Fourth and finally, as Tversky and Kahneman write, “An additional group of 24 physicians, mostly residents at Stanford Hospital, participated in a group discussion in which they were confronted with their conjunction fallacies in the same questionnaire. The respondents did not defend their answers, although some references were made to ’the nature of clinical experience.’  Most participants appeared surprised and dismayed to have made an elementary error of reasoning.”

Does the conjunction fallacy arise because subjects misinterpret what is meant by “probability”? This can be excluded by offering students bets with payoffs. In addition to the colored dice discussed yesterday, subjects have been asked which possibility they would prefer to bet $10 on in the classic Linda experiment. This did reduce the incidence of the conjunction fallacy, but only to 56% (N=60), which is still more than half the students.

But the ultimate proof of the conjunction fallacy is also the most elegant. In the conventional interpretation of the Linda experiment, subjects substitute judgment of representativeness for judgment of probability: Their feelings of similarity between each of the propositions and Linda’s description, determines how plausible it feels that each of the propositions is true of Linda. …

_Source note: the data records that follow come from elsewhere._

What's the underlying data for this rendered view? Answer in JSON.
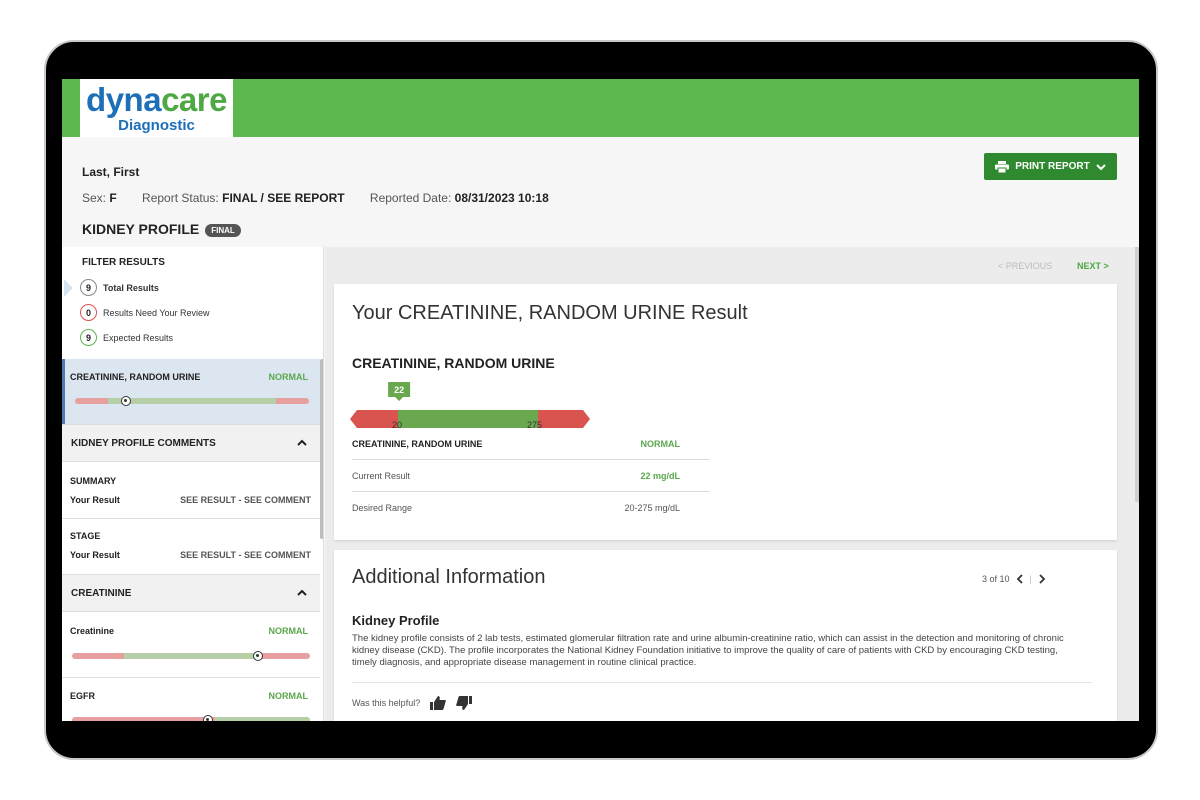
{
  "brand": {
    "name_part1": "dyna",
    "name_part2": "care",
    "subtitle": "Diagnostic",
    "green": "#5cb84f",
    "blue": "#1d6fb8"
  },
  "patient": {
    "name": "Last, First",
    "sex_label": "Sex:",
    "sex": "F",
    "status_label": "Report Status:",
    "status": "FINAL / SEE REPORT",
    "date_label": "Reported Date:",
    "date": "08/31/2023 10:18",
    "profile": "KIDNEY PROFILE",
    "profile_badge": "FINAL"
  },
  "toolbar": {
    "print_label": "PRINT REPORT",
    "print_icon": "printer-icon"
  },
  "filters": {
    "title": "FILTER RESULTS",
    "items": [
      {
        "count": "9",
        "label": "Total Results"
      },
      {
        "count": "0",
        "label": "Results Need Your Review"
      },
      {
        "count": "9",
        "label": "Expected Results"
      }
    ]
  },
  "sidebar": {
    "selected": {
      "name": "CREATININE, RANDOM URINE",
      "status": "NORMAL",
      "marker_fraction": 0.22
    },
    "comments": {
      "title": "KIDNEY PROFILE COMMENTS",
      "summary": {
        "title": "SUMMARY",
        "label": "Your Result",
        "value": "SEE RESULT - SEE COMMENT"
      },
      "stage": {
        "title": "STAGE",
        "label": "Your Result",
        "value": "SEE RESULT - SEE COMMENT"
      }
    },
    "creatinine_section": {
      "title": "CREATININE"
    },
    "creatinine": {
      "name": "Creatinine",
      "status": "NORMAL",
      "marker_fraction": 0.78
    },
    "egfr": {
      "name": "EGFR",
      "status": "NORMAL",
      "marker_fraction": 0.57
    }
  },
  "nav": {
    "previous": "< PREVIOUS",
    "next": "NEXT >"
  },
  "result_card": {
    "title": "Your CREATININE, RANDOM URINE Result",
    "test_name": "CREATININE, RANDOM URINE",
    "value": 22,
    "value_label": "22",
    "range_low_label": "20",
    "range_high_label": "275",
    "table": {
      "header_label": "CREATININE, RANDOM URINE",
      "header_status": "NORMAL",
      "current_label": "Current Result",
      "current_value": "22 mg/dL",
      "range_label": "Desired Range",
      "range_value": "20-275 mg/dL"
    }
  },
  "info_card": {
    "title": "Additional Information",
    "pager": "3 of 10",
    "heading": "Kidney Profile",
    "text": "The kidney profile consists of 2 lab tests, estimated glomerular filtration rate and urine albumin-creatinine ratio, which can assist in the detection and monitoring of chronic kidney disease (CKD). The profile incorporates the National Kidney Foundation initiative to improve the quality of care of patients with CKD by encouraging CKD testing, timely diagnosis, and appropriate disease management in routine clinical practice.",
    "helpful_label": "Was this helpful?"
  }
}
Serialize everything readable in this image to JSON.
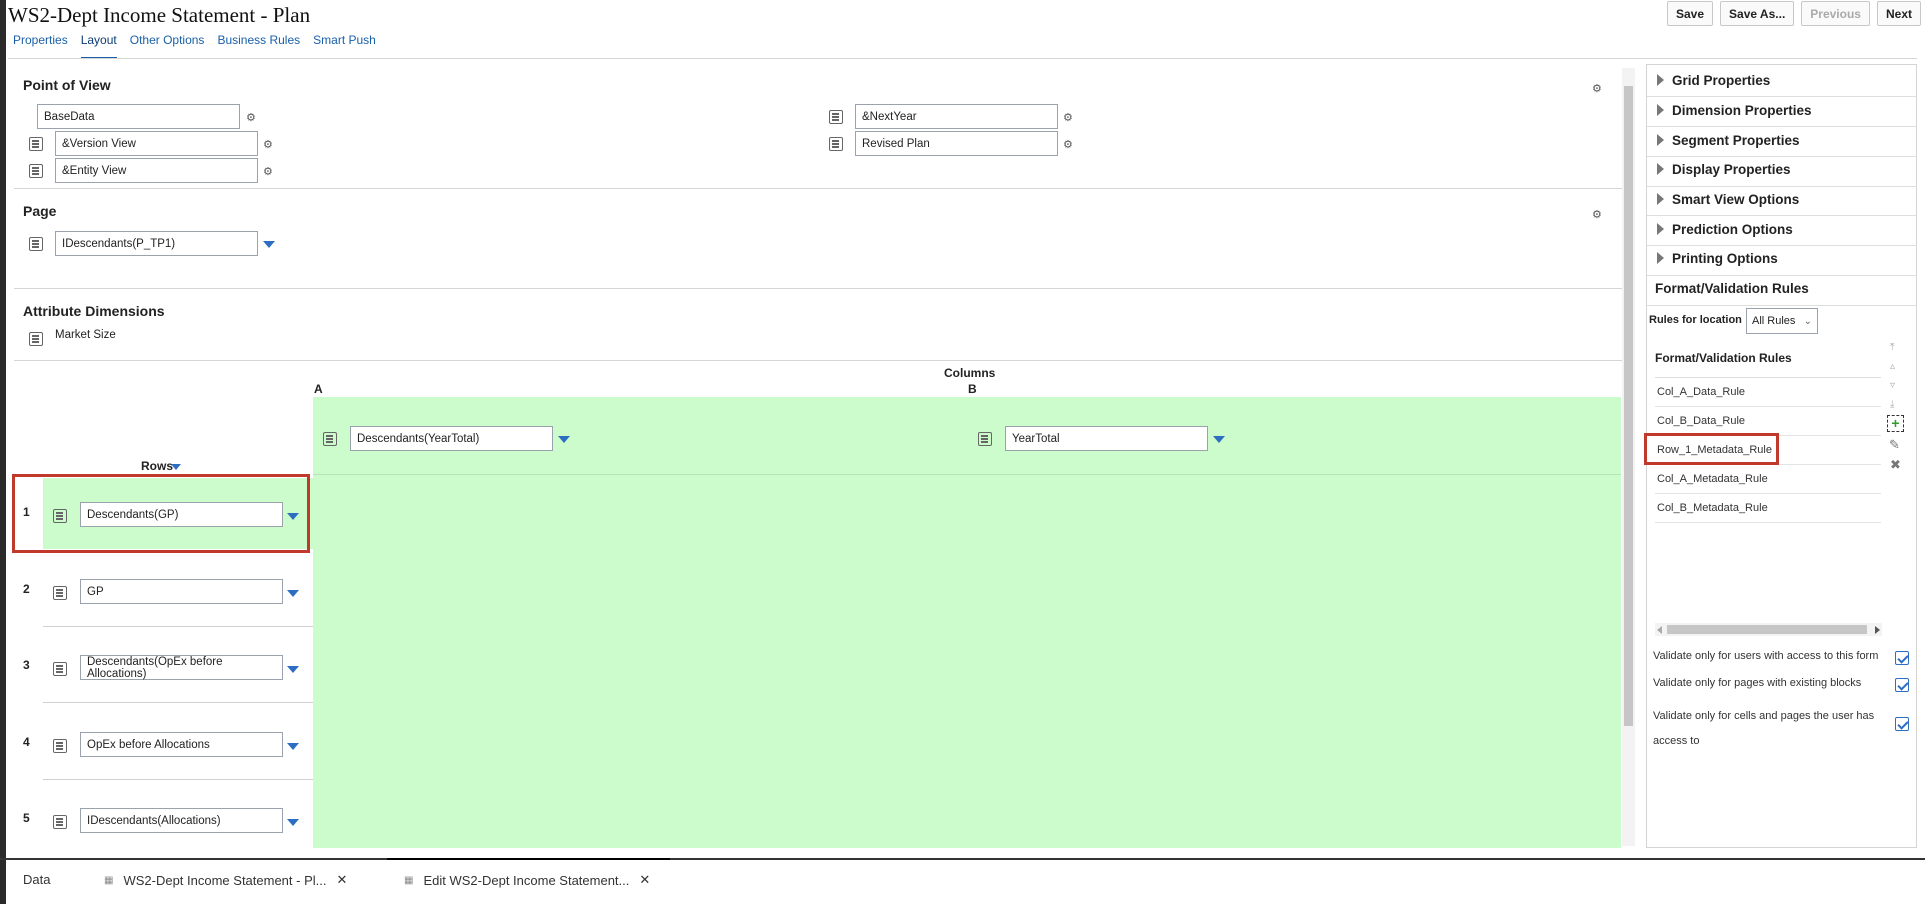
{
  "header": {
    "title": "WS2-Dept Income Statement - Plan",
    "buttons": {
      "save": "Save",
      "save_as": "Save As...",
      "previous": "Previous",
      "next": "Next"
    }
  },
  "tabs": [
    "Properties",
    "Layout",
    "Other Options",
    "Business Rules",
    "Smart Push"
  ],
  "pov": {
    "title": "Point of View",
    "fields": [
      "BaseData",
      "&Version View",
      "&Entity View",
      "&NextYear",
      "Revised Plan"
    ]
  },
  "page": {
    "title": "Page",
    "field": "IDescendants(P_TP1)"
  },
  "attribute": {
    "title": "Attribute Dimensions",
    "item": "Market Size"
  },
  "grid": {
    "columns_label": "Columns",
    "col_a": "A",
    "col_b": "B",
    "col_a_value": "Descendants(YearTotal)",
    "col_b_value": "YearTotal",
    "rows_label": "Rows",
    "rows": [
      {
        "num": "1",
        "value": "Descendants(GP)"
      },
      {
        "num": "2",
        "value": "GP"
      },
      {
        "num": "3",
        "value": "Descendants(OpEx before Allocations)"
      },
      {
        "num": "4",
        "value": "OpEx before Allocations"
      },
      {
        "num": "5",
        "value": "IDescendants(Allocations)"
      }
    ]
  },
  "right_panel": {
    "sections": [
      "Grid Properties",
      "Dimension Properties",
      "Segment Properties",
      "Display Properties",
      "Smart View Options",
      "Prediction Options",
      "Printing Options"
    ],
    "fv_title": "Format/Validation Rules",
    "rules_for_location_label": "Rules for location",
    "rules_for_location_value": "All Rules",
    "list_header": "Format/Validation Rules",
    "rules": [
      "Col_A_Data_Rule",
      "Col_B_Data_Rule",
      "Row_1_Metadata_Rule",
      "Col_A_Metadata_Rule",
      "Col_B_Metadata_Rule"
    ],
    "options": [
      "Validate only for users with access to this form",
      "Validate only for pages with existing blocks",
      "Validate only for cells and pages the user has access to"
    ]
  },
  "bottom_tabs": [
    "Data",
    "WS2-Dept Income Statement - Pl...",
    "Edit WS2-Dept Income Statement..."
  ]
}
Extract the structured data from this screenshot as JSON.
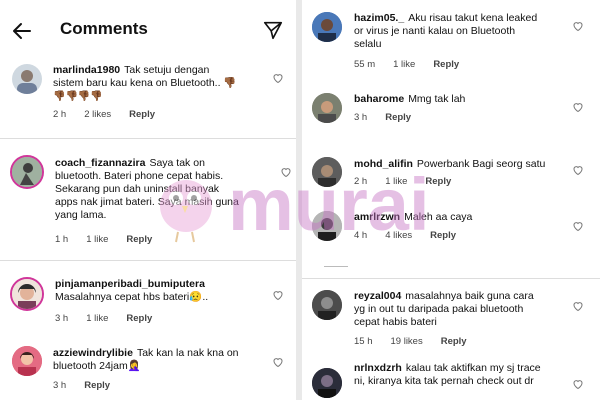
{
  "header": {
    "title": "Comments",
    "back_icon": "back-arrow-icon",
    "filter_icon": "paper-plane-icon"
  },
  "left_comments": [
    {
      "user": "marlinda1980",
      "lines": [
        "Tak setuju dengan",
        "sistem baru kau kena on Bluetooth.. 👎🏾",
        "👎🏾👎🏾👎🏾👎🏾"
      ],
      "time": "2 h",
      "likes": "2 likes",
      "reply": "Reply"
    },
    {
      "user": "coach_fizannazira",
      "lines": [
        "Saya tak on",
        "bluetooth. Bateri phone cepat habis.",
        "Sekarang pun dah uninstall  banyak",
        "apps nak jimat bateri. Saya masih guna",
        "yang lama."
      ],
      "time": "1 h",
      "likes": "1 like",
      "reply": "Reply"
    },
    {
      "user": "pinjamanperibadi_bumiputera",
      "lines": [
        "Masalahnya cepat hbs bateri😥.."
      ],
      "time": "3 h",
      "likes": "1 like",
      "reply": "Reply"
    },
    {
      "user": "azziewindrylibie",
      "lines": [
        "Tak kan la nak kna on",
        "bluetooth 24jam🤦‍♀️"
      ],
      "time": "3 h",
      "likes": "",
      "reply": "Reply"
    }
  ],
  "right_comments": [
    {
      "user": "hazim05._",
      "lines": [
        "Aku risau takut kena leaked",
        "or virus je nanti kalau on Bluetooth",
        "selalu"
      ],
      "time": "55 m",
      "likes": "1 like",
      "reply": "Reply"
    },
    {
      "user": "baharome",
      "lines": [
        "Mmg tak lah"
      ],
      "time": "3 h",
      "likes": "",
      "reply": "Reply"
    },
    {
      "user": "mohd_alifin",
      "lines": [
        "Powerbank Bagi seorg satu"
      ],
      "time": "2 h",
      "likes": "1 like",
      "reply": "Reply"
    },
    {
      "user": "amrlrzwn",
      "lines": [
        "Maleh aa caya"
      ],
      "time": "4 h",
      "likes": "4 likes",
      "reply": "Reply"
    },
    {
      "user": "reyzal004",
      "lines": [
        "masalahnya baik guna cara",
        "yg in out tu daripada pakai bluetooth",
        "cepat habis bateri"
      ],
      "time": "15 h",
      "likes": "19 likes",
      "reply": "Reply"
    },
    {
      "user": "nrlnxdzrh",
      "lines": [
        "kalau tak aktifkan my sj trace",
        "ni, kiranya kita tak pernah check out dr"
      ],
      "time": "",
      "likes": "",
      "reply": ""
    }
  ],
  "watermark": "murai",
  "colors": {
    "ring": "#d0369a",
    "watermark": "#c774c5",
    "bird": "#e7a0d6"
  }
}
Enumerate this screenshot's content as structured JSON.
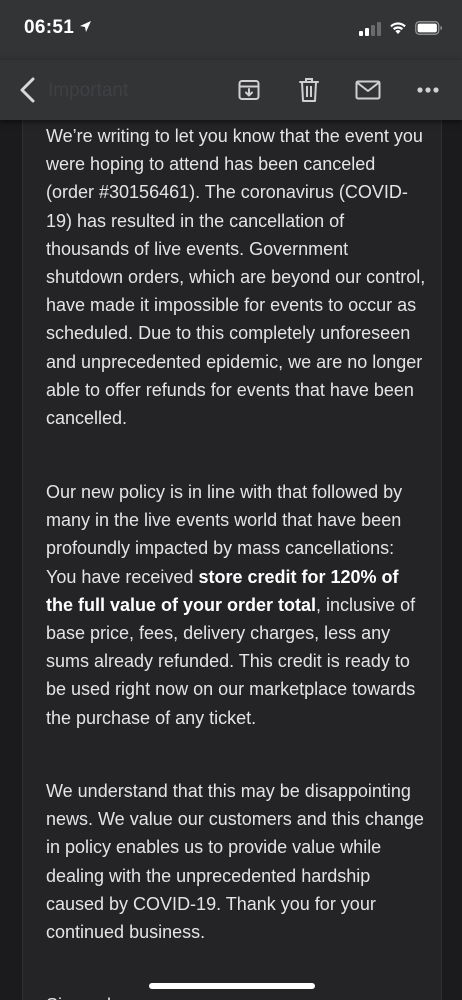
{
  "status_bar": {
    "time": "06:51"
  },
  "toolbar": {
    "title": "Important",
    "icons": {
      "back": "chevron-left-icon",
      "archive": "archive-icon",
      "delete": "trash-icon",
      "mark_unread": "mail-icon",
      "more": "more-horizontal-icon"
    }
  },
  "email": {
    "paragraph1": "We’re writing to let you know that the event you were hoping to attend has been canceled (order #30156461). The coronavirus (COVID-19) has resulted in the cancellation of thousands of live events. Government shutdown orders, which are beyond our control, have made it impossible for events to occur as scheduled. Due to this completely unforeseen and unprecedented epidemic, we are no longer able to offer refunds for events that have been cancelled.",
    "paragraph2_before": "Our new policy is in line with that followed by many in the live events world that have been profoundly impacted by mass cancellations: You have received ",
    "paragraph2_bold": "store credit for 120% of the full value of your order total",
    "paragraph2_after": ", inclusive of base price, fees, delivery charges, less any sums already refunded. This credit is ready to be used right now on our marketplace towards the purchase of any ticket.",
    "paragraph3": "We understand that this may be disappointing news. We value our customers and this change in policy enables us to provide value while dealing with the unprecedented hardship caused by COVID-19. Thank you for your continued business.",
    "closing": "Sincerely,"
  },
  "colors": {
    "bars": "#333436",
    "background": "#1b1b1d",
    "card": "#242426",
    "text": "#e4e4e6"
  }
}
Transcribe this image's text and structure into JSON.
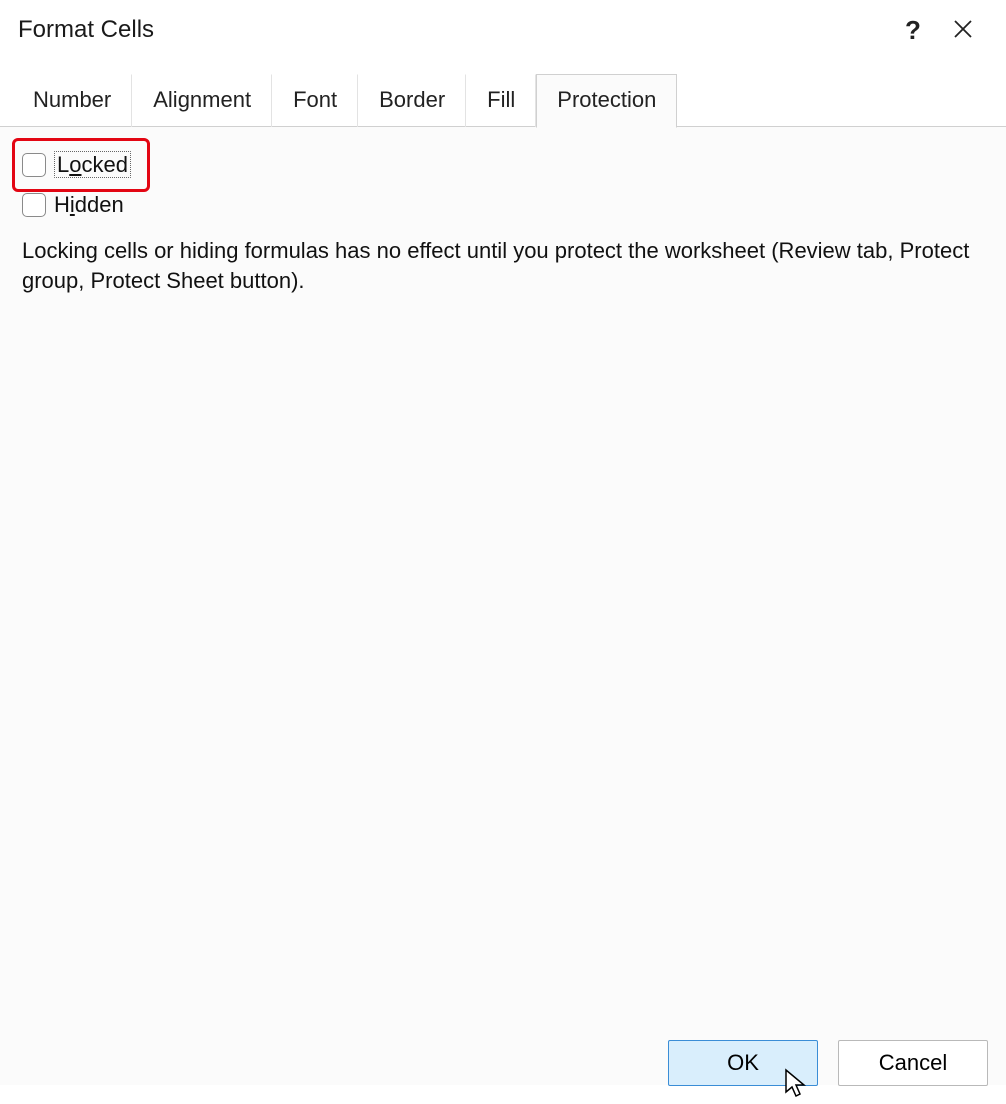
{
  "title": "Format Cells",
  "titlebar": {
    "help_label": "?",
    "close_label": "Close"
  },
  "tabs": [
    {
      "label": "Number",
      "active": false
    },
    {
      "label": "Alignment",
      "active": false
    },
    {
      "label": "Font",
      "active": false
    },
    {
      "label": "Border",
      "active": false
    },
    {
      "label": "Fill",
      "active": false
    },
    {
      "label": "Protection",
      "active": true
    }
  ],
  "protection": {
    "locked": {
      "label_pre": "L",
      "label_u": "o",
      "label_post": "cked",
      "checked": false,
      "focused": true,
      "highlighted": true
    },
    "hidden": {
      "label_pre": "H",
      "label_u": "i",
      "label_post": "dden",
      "checked": false
    },
    "hint": "Locking cells or hiding formulas has no effect until you protect the worksheet (Review tab, Protect group, Protect Sheet button)."
  },
  "buttons": {
    "ok": "OK",
    "cancel": "Cancel"
  }
}
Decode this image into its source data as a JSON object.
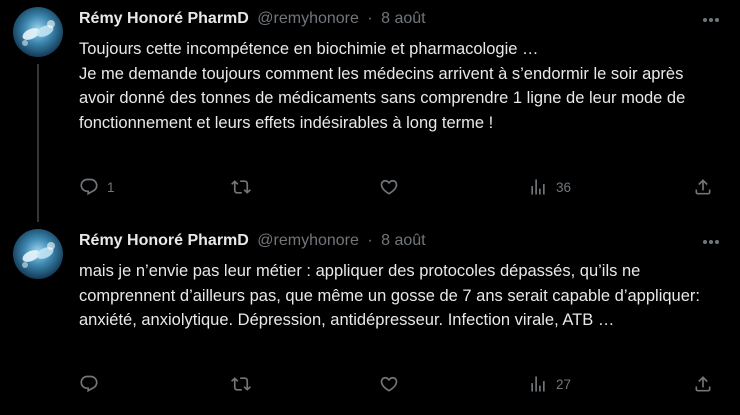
{
  "tweets": [
    {
      "author_name": "Rémy Honoré PharmD",
      "handle": "@remyhonore",
      "separator": "·",
      "date": "8 août",
      "text_lines": [
        "Toujours cette incompétence en biochimie et pharmacologie …",
        "Je me demande toujours comment les médecins arrivent à s’endormir le soir après avoir donné des tonnes de médicaments sans comprendre 1 ligne de leur mode de fonctionnement et leurs effets indésirables à long terme !"
      ],
      "replies": "1",
      "retweets": "",
      "likes": "",
      "views": "36"
    },
    {
      "author_name": "Rémy Honoré PharmD",
      "handle": "@remyhonore",
      "separator": "·",
      "date": "8 août",
      "text_lines": [
        "mais je n’envie pas leur métier : appliquer des protocoles dépassés, qu’ils ne comprennent d’ailleurs pas, que même un gosse de 7 ans serait capable d’appliquer: anxiété, anxiolytique. Dépression, antidépresseur. Infection virale, ATB …"
      ],
      "replies": "",
      "retweets": "",
      "likes": "",
      "views": "27"
    }
  ],
  "icons": {
    "avatar": "avatar-image",
    "more": "more-icon",
    "reply": "reply-icon",
    "retweet": "retweet-icon",
    "like": "heart-icon",
    "views": "views-icon",
    "share": "share-icon"
  },
  "colors": {
    "background": "#000000",
    "text": "#e7e9ea",
    "secondary": "#71767b",
    "thread_line": "#333639"
  }
}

You just take another group of experimental subjects, and ask them how much each of the propositions “resembles” Linda. This was done - see Kahneman and Frederick (2002) - and the correlation between representativeness and probability was nearly perfect.  0.99, in fact.

The conjunction fallacy is probably the single most questioned bias ever introduced, which means that it now ranks among the best replicated. The conventional interpretation has been nearly absolutely nailed down.

There are a few additional experiments in Yudkowsky’s post that I have not included here.